The artist David Smith once wrote, “'Humanism' is a useless word in my time.” A member of the abstract expressionist generation, he would do more than any sculptor of his era to bring the plastic arts to the forefront of the American scene. Central to this project was his desire to explode the logic that equated representation and harmony with humanistic values in the postwar era—instead, Smith sought out the unbalanced and unexpected, creating works of art that seem to undergo radical shifts as the spectator moves from one point of view to another. So groundbreaking and prolific were his contributions to American art that by the time Smith was just forty years old, Clement Greenberg was already calling him “the greatest sculptor this country has produced.”

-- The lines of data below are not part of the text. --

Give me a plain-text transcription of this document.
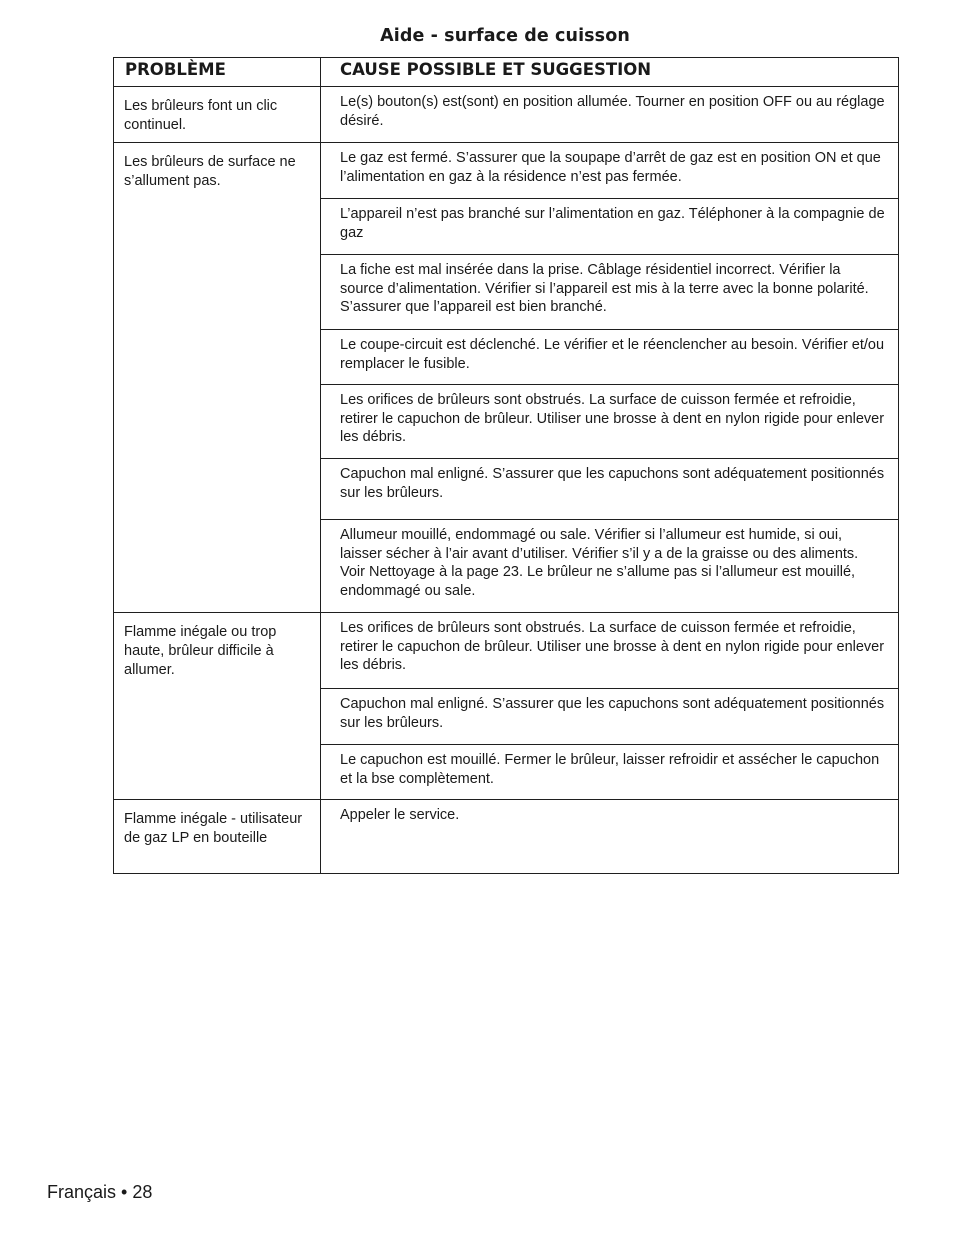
Aide - surface de cuisson
PROBLÈME	CAUSE POSSIBLE ET SUGGESTION
Les brûleurs font un clic continuel.	Le(s) bouton(s) est(sont) en position allumée. Tourner en position OFF ou au réglage désiré.
Les brûleurs de surface ne s’allument pas.	Le gaz est fermé. S’assurer que la soupape d’arrêt de gaz est en position ON et que l’alimentation en gaz à la résidence n’est pas fermée.
	L’appareil n’est pas branché sur l’alimentation en gaz. Téléphoner à la compagnie de gaz
	La fiche est mal insérée dans la prise. Câblage résidentiel incorrect. Vérifier la source d’alimentation. Vérifier si l’appareil est mis à la terre avec la bonne polarité. S’assurer que l’appareil est bien branché.
	Le coupe-circuit est déclenché. Le vérifier et le réenclencher au besoin. Vérifier et/ou remplacer le fusible.
	Les orifices de brûleurs sont obstrués. La surface de cuisson fermée et refroidie, retirer le capuchon de brûleur. Utiliser une brosse à dent en nylon rigide pour enlever les débris.
	Capuchon mal enligné. S’assurer que les capuchons sont adéquatement positionnés sur les brûleurs.
	Allumeur mouillé, endommagé ou sale. Vérifier si l’allumeur est humide, si oui, laisser sécher à l’air avant d’utiliser. Vérifier s’il y a de la graisse ou des aliments. Voir Nettoyage à la page 23. Le brûleur ne s’allume pas si l’allumeur est mouillé, endommagé ou sale.
Flamme inégale ou trop haute, brûleur difficile à allumer.	Les orifices de brûleurs sont obstrués. La surface de cuisson fermée et refroidie, retirer le capuchon de brûleur. Utiliser une brosse à dent en nylon rigide pour enlever les débris.
	Capuchon mal enligné. S’assurer que les capuchons sont adéquatement positionnés sur les brûleurs.
	Le capuchon est mouillé. Fermer le brûleur, laisser refroidir et assécher le capuchon et la bse complètement.
Flamme inégale - utilisateur de gaz LP en bouteille	Appeler le service.
Français • 28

Michael Brenson’s David Smith: The Art and Life of a Transformational Sculptor is the first major biography of this epochal figure. It follows Smith from his upbringing in the Midwest, to his heady early years in Manhattan, to his decision to establish a permanent studio in Bolton Landing in upstate New York, where he would create many of his most significant works—among them the Cubis, Tanktomems, and Zigs. It explores his at times tempestuous personal life, marked by marriages, divorces, and fallings-out, as well as by deep friendships with the likes of Helen Frankenthaler and Robert Motherwell. His wife Jean Freas described him as “Salty and bombastic, jumbo and featherlight, thin-skinned and Mack Truck. And many more things”—and this was true of his work as well. He was a bricoleur, a skilled welder, a painter, and a writer, and he entranced critics and attracted admirers wherever he showed his work.
With this book, richly illustrated with more than one hundred photographs, Brenson has contextualized Smith for a new generation of fans and confirmed his singular place in the history of American art.